Dear Future Husband (1)

Hai sayang! Apa kabar? KANGEN GA? Aku sih b aja *dibuang. Ga deng. Aku kan selalu kangen kamu! (tambahin wang jajan ya. Okesip) 

Sebelumnya, terima kasih ya sudah memilihku, jadi aku juga bisa memilihmu. Jadi, kalau nanti anak-anak tanya, "Bu, kenapa mau sama ayah?" yaaa aku bakal lancar jawab, "Karena ayah milih ambu. Hehe..". Pada akhirnya, aku banyak-banyak bersyukur pada Tuhan karena diberi kesempatan untuk bertemu denganmu.

Kita sudah bahas panjang lebar tentang bagaimana pengaturan finansial kelak. Pusing ngga? Semoga ngga ya. Aku cuma ingin menerapkan nasihat teman-teman terdekatku yang sudah lebih dulu menikah. Pondasi rumah tangga itu kepercayaan dan keterbukaan, katanya. Jadi, karena hidup ini bukan lagi tentang aku atau kamu, semoga kesepakatan kita kemarin bisa sama-sama melegakan ya. 

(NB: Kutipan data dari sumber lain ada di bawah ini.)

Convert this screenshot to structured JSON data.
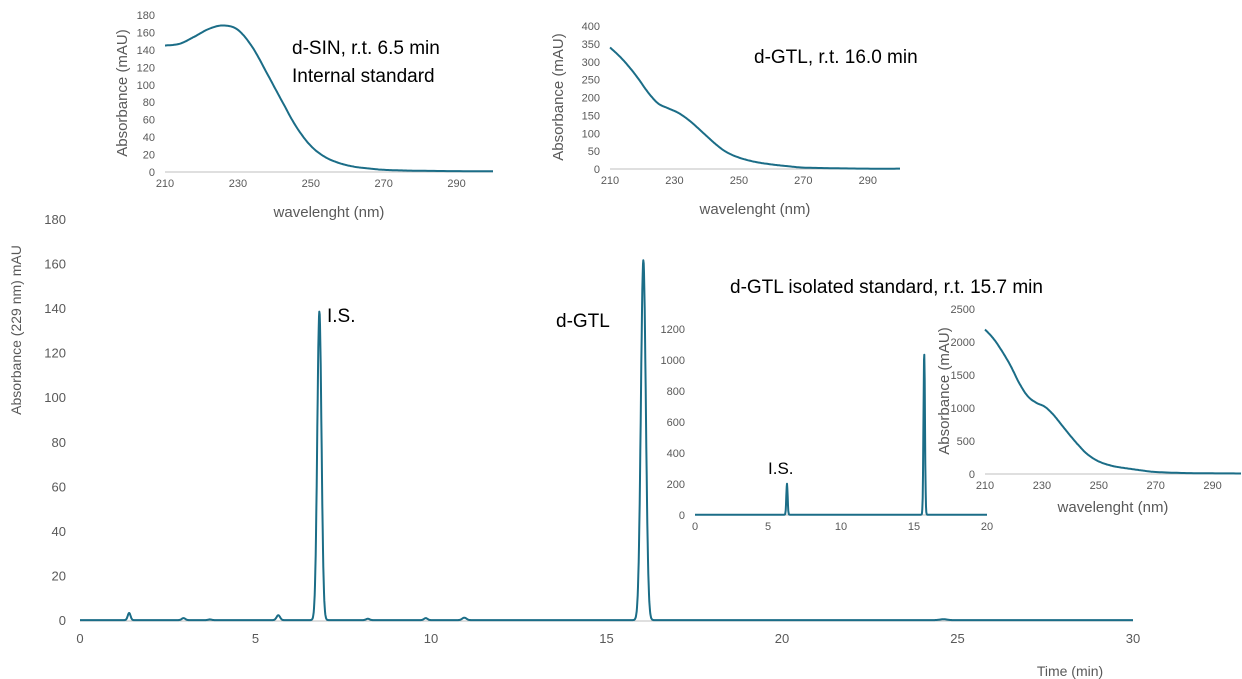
{
  "chart_data": [
    {
      "id": "main",
      "type": "line",
      "title": "",
      "xlabel": "Time (min)",
      "ylabel": "Absorbance (229 nm) mAU",
      "xlim": [
        0,
        30
      ],
      "ylim": [
        0,
        180
      ],
      "xticks": [
        0,
        5,
        10,
        15,
        20,
        25,
        30
      ],
      "yticks": [
        0,
        20,
        40,
        60,
        80,
        100,
        120,
        140,
        160,
        180
      ],
      "grid": false,
      "color": "#1b6d87",
      "baseline": 0.4,
      "peaks": [
        {
          "x": 1.4,
          "height": 3.2,
          "sigma": 0.04
        },
        {
          "x": 2.95,
          "height": 0.9,
          "sigma": 0.05
        },
        {
          "x": 3.7,
          "height": 0.3,
          "sigma": 0.05
        },
        {
          "x": 5.65,
          "height": 2.2,
          "sigma": 0.05
        },
        {
          "x": 6.82,
          "height": 138.5,
          "sigma": 0.06
        },
        {
          "x": 8.2,
          "height": 0.6,
          "sigma": 0.05
        },
        {
          "x": 9.85,
          "height": 0.9,
          "sigma": 0.05
        },
        {
          "x": 10.95,
          "height": 1.1,
          "sigma": 0.06
        },
        {
          "x": 16.05,
          "height": 161.5,
          "sigma": 0.07
        },
        {
          "x": 24.6,
          "height": 0.4,
          "sigma": 0.1
        }
      ],
      "annotations": [
        {
          "id": "is",
          "text": "I.S."
        },
        {
          "id": "dgtl",
          "text": "d-GTL"
        }
      ]
    },
    {
      "id": "sin_spectrum",
      "type": "line",
      "title": "d-SIN, r.t. 6.5 min",
      "subtitle": "Internal standard",
      "xlabel": "wavelenght (nm)",
      "ylabel": "Absorbance (mAU)",
      "xlim": [
        210,
        300
      ],
      "ylim": [
        0,
        180
      ],
      "xticks": [
        210,
        230,
        250,
        270,
        290
      ],
      "yticks": [
        0,
        20,
        40,
        60,
        80,
        100,
        120,
        140,
        160,
        180
      ],
      "x": [
        210,
        214,
        218,
        222,
        226,
        230,
        234,
        238,
        242,
        246,
        250,
        254,
        258,
        262,
        266,
        270,
        275,
        280,
        290,
        300
      ],
      "y": [
        145,
        147,
        155,
        164,
        168,
        163,
        143,
        113,
        82,
        52,
        30,
        17,
        10,
        6,
        4,
        2.5,
        1.8,
        1.4,
        1,
        0.8
      ]
    },
    {
      "id": "gtl_spectrum",
      "type": "line",
      "title": "d-GTL, r.t. 16.0 min",
      "xlabel": "wavelenght (nm)",
      "ylabel": "Absorbance (mAU)",
      "xlim": [
        210,
        300
      ],
      "ylim": [
        0,
        400
      ],
      "xticks": [
        210,
        230,
        250,
        270,
        290
      ],
      "yticks": [
        0,
        50,
        100,
        150,
        200,
        250,
        300,
        350,
        400
      ],
      "x": [
        210,
        213,
        216,
        219,
        222,
        225,
        228,
        231,
        234,
        237,
        240,
        243,
        246,
        250,
        255,
        260,
        265,
        270,
        280,
        290,
        300
      ],
      "y": [
        340,
        315,
        285,
        250,
        212,
        183,
        170,
        158,
        140,
        117,
        92,
        68,
        48,
        32,
        20,
        13,
        8,
        4,
        2,
        1,
        1
      ]
    },
    {
      "id": "isolated_chromatogram",
      "type": "line",
      "title": "d-GTL isolated standard, r.t. 15.7 min",
      "xlabel": "",
      "ylabel": "",
      "xlim": [
        0,
        20
      ],
      "ylim": [
        0,
        1200
      ],
      "xticks": [
        0,
        5,
        10,
        15,
        20
      ],
      "yticks": [
        0,
        200,
        400,
        600,
        800,
        1000,
        1200
      ],
      "baseline": 2,
      "peaks": [
        {
          "x": 6.3,
          "height": 200,
          "sigma": 0.045
        },
        {
          "x": 15.7,
          "height": 1045,
          "sigma": 0.05
        }
      ],
      "annotations": [
        {
          "id": "is",
          "text": "I.S."
        }
      ]
    },
    {
      "id": "isolated_spectrum",
      "type": "line",
      "title": "",
      "xlabel": "wavelenght (nm)",
      "ylabel": "Absorbance (mAU)",
      "xlim": [
        210,
        300
      ],
      "ylim": [
        0,
        2500
      ],
      "xticks": [
        210,
        230,
        250,
        270,
        290
      ],
      "yticks": [
        0,
        500,
        1000,
        1500,
        2000,
        2500
      ],
      "x": [
        210,
        213,
        216,
        219,
        222,
        225,
        228,
        231,
        234,
        237,
        240,
        243,
        246,
        250,
        255,
        260,
        265,
        270,
        280,
        290,
        300
      ],
      "y": [
        2190,
        2050,
        1860,
        1640,
        1380,
        1180,
        1080,
        1020,
        900,
        740,
        580,
        430,
        300,
        190,
        120,
        85,
        55,
        30,
        15,
        10,
        8
      ]
    }
  ]
}
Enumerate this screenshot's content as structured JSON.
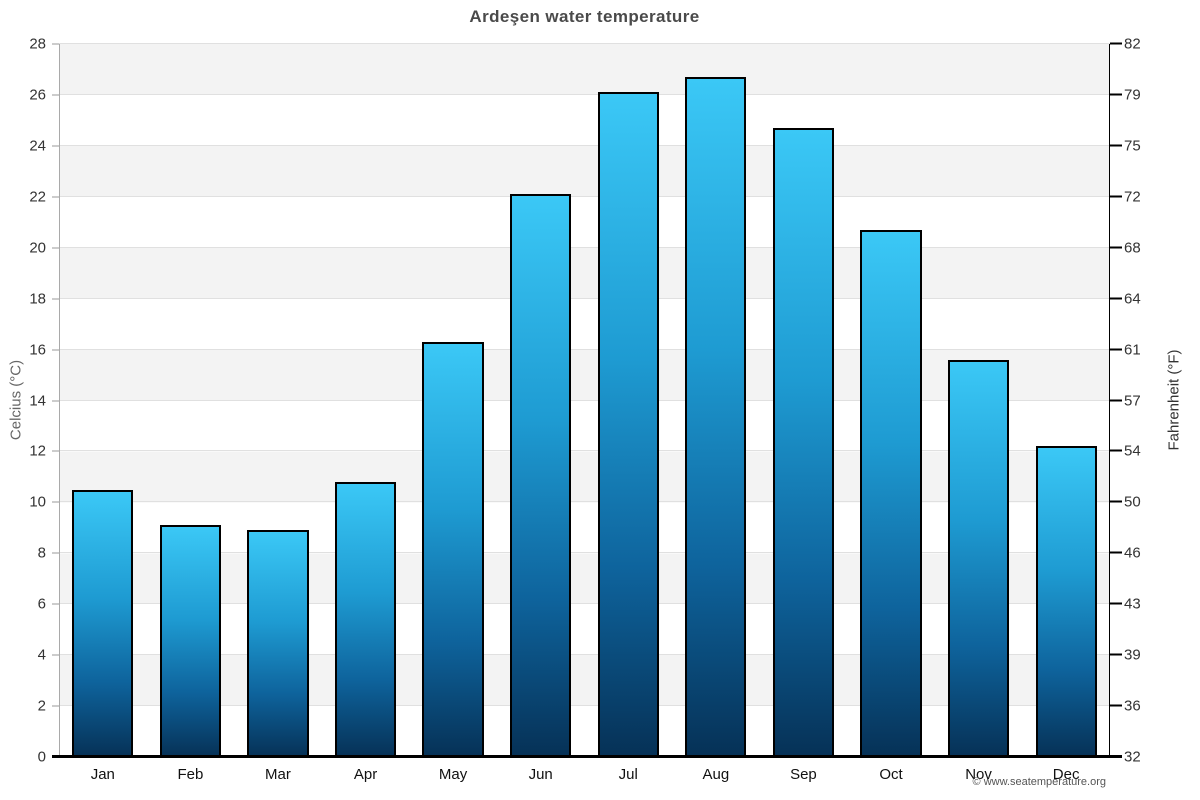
{
  "title": "Ardeşen water temperature",
  "footer": "© www.seatemperature.org",
  "axes": {
    "left_label": "Celcius (°C)",
    "right_label": "Fahrenheit (°F)",
    "left_ticks_celsius": [
      0,
      2,
      4,
      6,
      8,
      10,
      12,
      14,
      16,
      18,
      20,
      22,
      24,
      26,
      28
    ],
    "right_ticks_fahrenheit": [
      32,
      36,
      39,
      43,
      46,
      50,
      54,
      57,
      61,
      64,
      68,
      72,
      75,
      79,
      82
    ],
    "ylim_celsius": [
      0,
      28
    ]
  },
  "chart_data": {
    "type": "bar",
    "title": "Ardeşen water temperature",
    "categories": [
      "Jan",
      "Feb",
      "Mar",
      "Apr",
      "May",
      "Jun",
      "Jul",
      "Aug",
      "Sep",
      "Oct",
      "Nov",
      "Dec"
    ],
    "values": [
      10.5,
      9.1,
      8.9,
      10.8,
      16.3,
      22.1,
      26.1,
      26.7,
      24.7,
      20.7,
      15.6,
      12.2
    ],
    "unit": "°C",
    "xlabel": "",
    "ylabel": "Celcius (°C)",
    "ylabel_right": "Fahrenheit (°F)",
    "ylim": [
      0,
      28
    ],
    "grid": "horizontal lines every 2°C with alternating shaded bands",
    "legend": "none",
    "bar_style": "vertical gradient cyan to dark navy, black outline"
  },
  "colors": {
    "bar_gradient_top": "#3bc8f6",
    "bar_gradient_mid": "#0e639c",
    "bar_gradient_bottom": "#063156",
    "bar_border": "#000000",
    "band_shaded": "#f3f3f3",
    "band_plain": "#ffffff",
    "gridline": "#e0e0e0",
    "baseline": "#000000",
    "title_text": "#4a4a4a",
    "tick_text": "#333333",
    "left_axis_label_text": "#666666",
    "footer_text": "#555555"
  }
}
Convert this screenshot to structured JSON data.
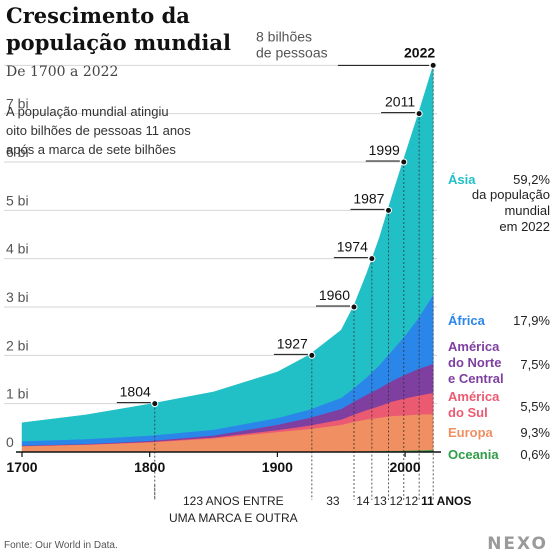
{
  "header": {
    "title_line1": "Crescimento da",
    "title_line2": "população mundial",
    "subtitle": "De 1700 a 2022"
  },
  "annotation": {
    "line1": "A população mundial atingiu",
    "line2": "oito bilhões de pessoas 11 anos",
    "line3": "após a marca de sete bilhões"
  },
  "chart_data": {
    "type": "area",
    "stacked": true,
    "x": [
      1700,
      1750,
      1800,
      1850,
      1900,
      1925,
      1950,
      1960,
      1970,
      1980,
      1990,
      2000,
      2010,
      2022
    ],
    "xlim": [
      1700,
      2025
    ],
    "ylim": [
      0,
      8.4
    ],
    "x_ticks": [
      "1700",
      "1800",
      "1900",
      "2000"
    ],
    "y_ticks": [
      {
        "value": 0,
        "label": "0"
      },
      {
        "value": 1,
        "label": "1 bi"
      },
      {
        "value": 2,
        "label": "2 bi"
      },
      {
        "value": 3,
        "label": "3 bi"
      },
      {
        "value": 4,
        "label": "4 bi"
      },
      {
        "value": 5,
        "label": "5 bi"
      },
      {
        "value": 6,
        "label": "6 bi"
      },
      {
        "value": 7,
        "label": "7 bi"
      },
      {
        "value": 8,
        "label": "8 bilhões de pessoas",
        "label_line1": "8 bilhões",
        "label_line2": "de pessoas"
      }
    ],
    "grid": true,
    "series": [
      {
        "name": "Oceania",
        "share_label": "0,6%",
        "color": "#2e9e48",
        "values": [
          0.002,
          0.002,
          0.002,
          0.003,
          0.006,
          0.009,
          0.013,
          0.016,
          0.019,
          0.023,
          0.027,
          0.031,
          0.037,
          0.045
        ]
      },
      {
        "name": "Europa",
        "share_label": "9,3%",
        "color": "#ef8f62",
        "values": [
          0.12,
          0.15,
          0.2,
          0.28,
          0.41,
          0.47,
          0.55,
          0.61,
          0.66,
          0.69,
          0.72,
          0.73,
          0.74,
          0.74
        ]
      },
      {
        "name": "América do Sul",
        "share_label": "5,5%",
        "color": "#ec5a72",
        "values": [
          0.005,
          0.006,
          0.01,
          0.02,
          0.04,
          0.07,
          0.11,
          0.15,
          0.19,
          0.24,
          0.3,
          0.35,
          0.39,
          0.44
        ]
      },
      {
        "name": "América do Norte e Central",
        "share_label": "7,5%",
        "color": "#7f3fa0",
        "values": [
          0.008,
          0.01,
          0.02,
          0.04,
          0.11,
          0.16,
          0.22,
          0.27,
          0.32,
          0.37,
          0.43,
          0.49,
          0.55,
          0.6
        ]
      },
      {
        "name": "África",
        "share_label": "17,9%",
        "color": "#2b86ea",
        "values": [
          0.09,
          0.1,
          0.11,
          0.12,
          0.14,
          0.17,
          0.23,
          0.28,
          0.36,
          0.48,
          0.63,
          0.81,
          1.04,
          1.43
        ]
      },
      {
        "name": "Ásia",
        "share_label": "59,2%",
        "share_note": "59,2% da população mundial em 2022",
        "color": "#21c0c6",
        "values": [
          0.38,
          0.5,
          0.65,
          0.78,
          0.95,
          1.13,
          1.4,
          1.71,
          2.15,
          2.64,
          3.21,
          3.74,
          4.21,
          4.74
        ]
      }
    ],
    "milestones": [
      {
        "year": 1804,
        "population": 1,
        "label": "1804"
      },
      {
        "year": 1927,
        "population": 2,
        "label": "1927"
      },
      {
        "year": 1960,
        "population": 3,
        "label": "1960"
      },
      {
        "year": 1974,
        "population": 4,
        "label": "1974"
      },
      {
        "year": 1987,
        "population": 5,
        "label": "1987"
      },
      {
        "year": 1999,
        "population": 6,
        "label": "1999"
      },
      {
        "year": 2011,
        "population": 7,
        "label": "2011"
      },
      {
        "year": 2022,
        "population": 8,
        "label": "2022"
      }
    ],
    "interval_labels": [
      {
        "label_line1": "123 ANOS ENTRE",
        "label_line2": "UMA MARCA E OUTRA",
        "from": 1804,
        "to": 1927
      },
      {
        "label": "33",
        "from": 1927,
        "to": 1960
      },
      {
        "label": "14",
        "from": 1960,
        "to": 1974
      },
      {
        "label": "13",
        "from": 1974,
        "to": 1987
      },
      {
        "label": "12",
        "from": 1987,
        "to": 1999
      },
      {
        "label": "12",
        "from": 1999,
        "to": 2011
      },
      {
        "label": "11 ANOS",
        "from": 2011,
        "to": 2022
      }
    ]
  },
  "footer": {
    "source": "Fonte: Our World in Data.",
    "logo": "NEXO"
  }
}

Kamu tau persis aku seseorang yang sangat suka belajar. I'm a fast learner ceunah. Jika di kemudian hari aku ada kekeliruan, tegur aku ya. Kalau aku nanti cemberut setelah ditegur, gapapa, itu natural dan alamiah sekali, bung! Malah kalo aku langsung sumringah, kamu harus curiga! Hahaha. Kalau aku cemberut dan minta waktu sendiri, ketahuilah aku sedang mencoba berpikir jernih. Sediakan saja kamar (jangan ada handuk basah ya di kasur) buat aku menepi. Kedengarannya aku menangis? Gapapa. Itu mekanisme belajarku. Realize, relief, release. Kamu harus gimana? Keynote: aku suka dipeluk tapi ngga sambil dinasihatin. 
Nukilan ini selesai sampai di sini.